Now, I didn't read your question carefully, and omitted the Currency field, but if I add that to the non-indexed table and the table with the compound index and populate it with random data, I get this:
98,304 IndexTestEmpty.mdb
131,072 IndexTestNoIndexesNoData.mdb
11,223,040 IndexTestNoIndexes.mdb
15,425,536 IndexTestPK.mdb
15,425,536 IndexTestIndexUnique2.mdb
15,425,536 IndexTestIndexUnique1.mdb
15,482,880 IndexTestNoIndexes+Currency.mdb
19,644,416 IndexTestPKIndexes1.mdb
23,838,720 IndexTestPKIndexes2.mdb
24,424,448 IndexTestPKCompound.mdb
28,041,216 IndexTestPKIndexes3.mdb
28,655,616 IndexTestPKCompoundIndexes1.mdb
28,692,480 IndexTestPKCompound+Currency.mdb
32,849,920 IndexTestPKCompoundIndexes2.mdb
37,040,128 IndexTestPKCompoundIndexes3.mdb
The points of comparison are:
11,223,040 IndexTestNoIndexes.mdb
15,482,880 IndexTestNoIndexes+Currency.mdb
24,424,448 IndexTestPKCompound.mdb
28,692,480 IndexTestPKCompound+Currency.mdb
So, the currency field added another 4.5MBs, and its index added another 4MBs.
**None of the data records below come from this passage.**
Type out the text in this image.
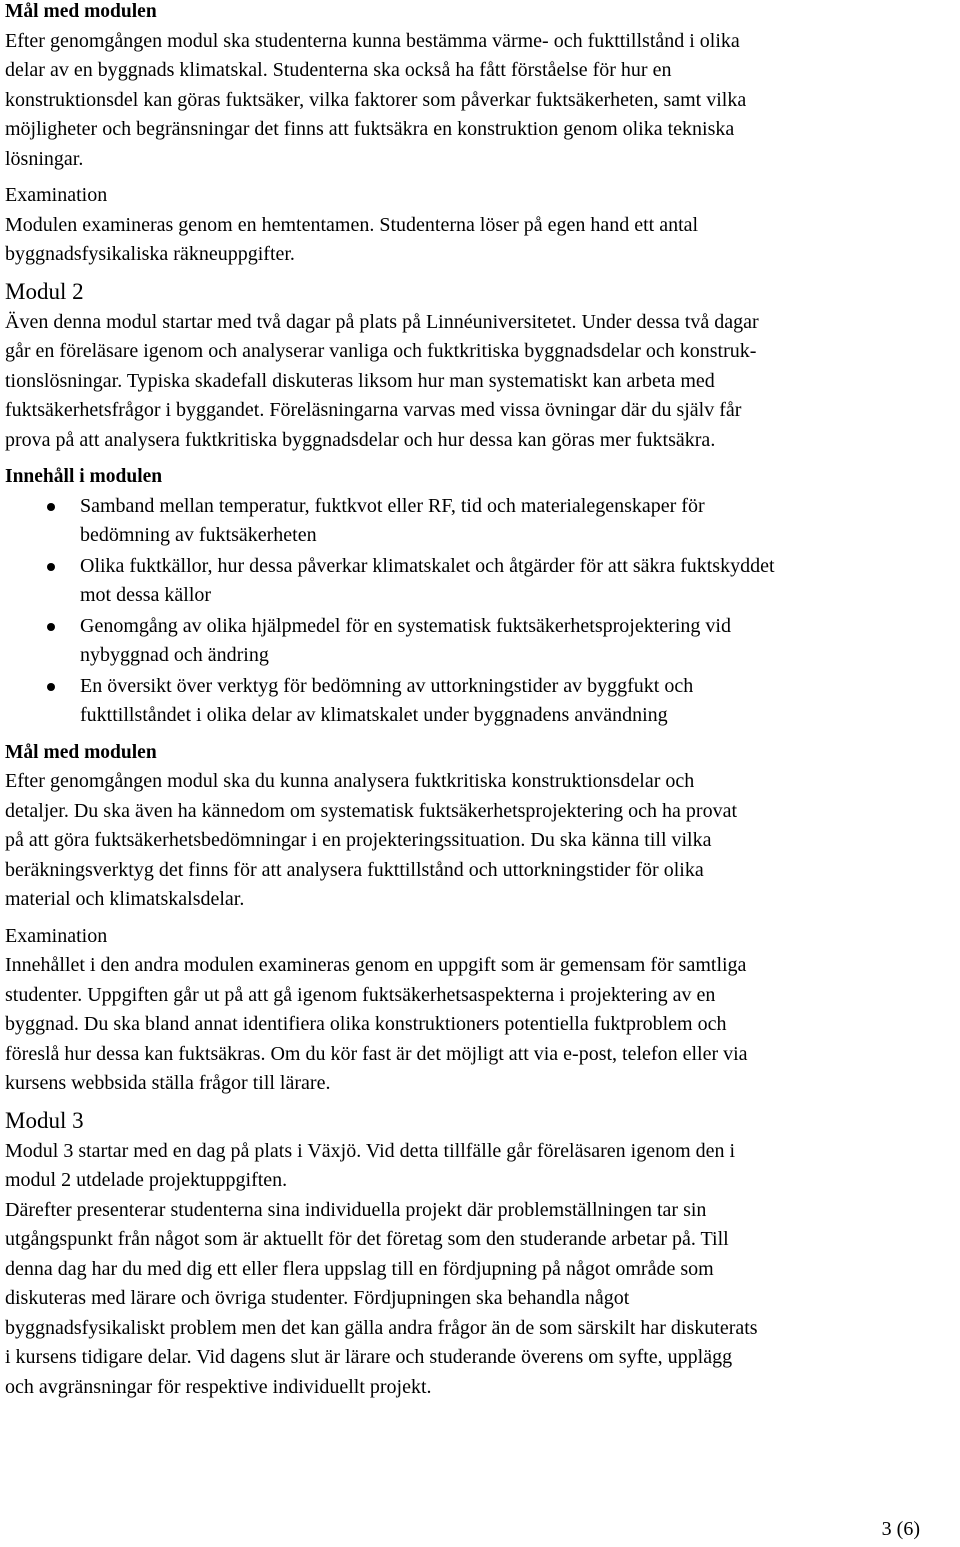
Mål med modulen
Efter genomgången modul ska studenterna kunna bestämma värme- och fukttillstånd i olika
delar av en byggnads klimatskal. Studenterna ska också ha fått förståelse för hur en
konstruktionsdel kan göras fuktsäker, vilka faktorer som påverkar fuktsäkerheten, samt vilka
möjligheter och begränsningar det finns att fuktsäkra en konstruktion genom olika tekniska
lösningar.
Examination
Modulen examineras genom en hemtentamen. Studenterna löser på egen hand ett antal
byggnadsfysikaliska räkneuppgifter.
Modul 2
Även denna modul startar med två dagar på plats på Linnéuniversitetet. Under dessa två dagar
går en föreläsare igenom och analyserar vanliga och fuktkritiska byggnadsdelar och konstruk-
tionslösningar. Typiska skadefall diskuteras liksom hur man systematiskt kan arbeta med
fuktsäkerhetsfrågor i byggandet. Föreläsningarna varvas med vissa övningar där du själv får
prova på att analysera fuktkritiska byggnadsdelar och hur dessa kan göras mer fuktsäkra.
Innehåll i modulen
Samband mellan temperatur, fuktkvot eller RF, tid och materialegenskaper för
bedömning av fuktsäkerheten
Olika fuktkällor, hur dessa påverkar klimatskalet och åtgärder för att säkra fuktskyddet
mot dessa källor
Genomgång av olika hjälpmedel för en systematisk fuktsäkerhetsprojektering vid
nybyggnad och ändring
En översikt över verktyg för bedömning av uttorkningstider av byggfukt och
fukttillståndet i olika delar av klimatskalet under byggnadens användning
Mål med modulen
Efter genomgången modul ska du kunna analysera fuktkritiska konstruktionsdelar och
detaljer. Du ska även ha kännedom om systematisk fuktsäkerhetsprojektering och ha provat
på att göra fuktsäkerhetsbedömningar i en projekteringssituation. Du ska känna till vilka
beräkningsverktyg det finns för att analysera fukttillstånd och uttorkningstider för olika
material och klimatskalsdelar.
Examination
Innehållet i den andra modulen examineras genom en uppgift som är gemensam för samtliga
studenter. Uppgiften går ut på att gå igenom fuktsäkerhetsaspekterna i projektering av en
byggnad. Du ska bland annat identifiera olika konstruktioners potentiella fuktproblem och
föreslå hur dessa kan fuktsäkras. Om du kör fast är det möjligt att via e-post, telefon eller via
kursens webbsida ställa frågor till lärare.
Modul 3
Modul 3 startar med en dag på plats i Växjö. Vid detta tillfälle går föreläsaren igenom den i
modul 2 utdelade projektuppgiften.
Därefter presenterar studenterna sina individuella projekt där problemställningen tar sin
utgångspunkt från något som är aktuellt för det företag som den studerande arbetar på. Till
denna dag har du med dig ett eller flera uppslag till en fördjupning på något område som
diskuteras med lärare och övriga studenter. Fördjupningen ska behandla något
byggnadsfysikaliskt problem men det kan gälla andra frågor än de som särskilt har diskuterats
i kursens tidigare delar. Vid dagens slut är lärare och studerande överens om syfte, upplägg
och avgränsningar för respektive individuellt projekt.
3 (6)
And if I add non-unique indexes to the 2nd, 3rd and 4th long fields, the database 41,336,832, and increase in size of just under 12MBs (or ~4MBs per additional index).
So, this basically replicates your results, no? And I ended up with the same file sizes, roughly speaking.
The answer to your question is INDEXES, though there is obviously more overhead in the A2007 ACCDB format, since I saw an increase in size of only 20MBs, not 30MBs.
One thing I did notice was that I could implement an index that would make the file larger, then delete the index and compact, and it would return to exactly the same file size as it had before, so you should be able to take a single copy of your database and experiment with what removing the indexes does to your file size.